The statistic comes from Attorney General Martha Coakley’s new Report on Professional Solicitations for Charity.
It states that professional solicitors, who are people, even outside agencies. paid to attract donors take the other 49%. Greater Springfield’s Habitat for Humanity is listed in the report and maintains that’s not the case. “I do know there are organizations that use paid solicitors, most local nonprofits use internal paid solicitors, so, part of the staffing. so in this organization, I’m actually am the Executive Director, but I wear many hats, so I’m also the Paid Development Officer which means I manage the relationships for raising funds,” said Jennifer Schimmel, Habitat’s Executive Director.

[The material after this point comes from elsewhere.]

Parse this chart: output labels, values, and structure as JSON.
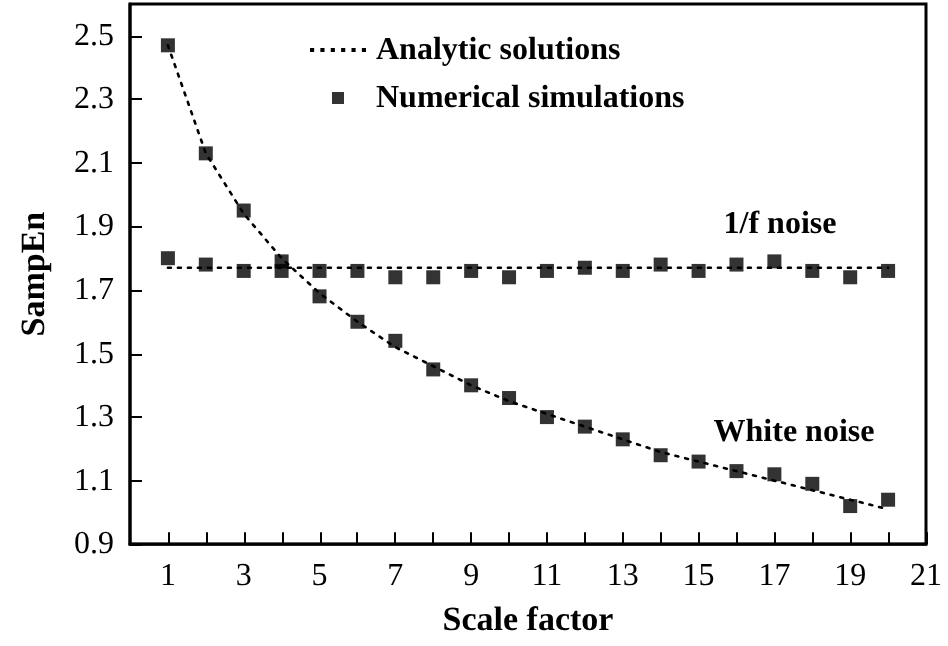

She explains that organizations like hers are under a much larger umbrella, Habitat for Humanity International. While nationally they may use another type of solicitor at the local level they spend only 3% of donations to make the $1 million needed to sustain their programming.
Schimmel is afraid that if people get the wrong idea, it could hurt their local donations, especially during this time of year. “Most people don’t get the whole story and they hear that Habitat is not a good product to buy into that makes me nervous. In order for us to support the local families that have a great need for housing, we really need people’s support. And now’s the time of year when people are really giving, it causes me a little bit of panic,” Schimmel admitted.
There’s no minimum requirement that a solicitor must pass on to a charity.
If you’re contacted by one, you can ask how much of the dollar amount you’re donating will actually go to the organization. You can also ask for a list of services it offers the public.
That solicitor is required by law to give up that information.
In 2011, Professional Solicitors collected over $388 million. Of that, only $190 million made it to the actual charity.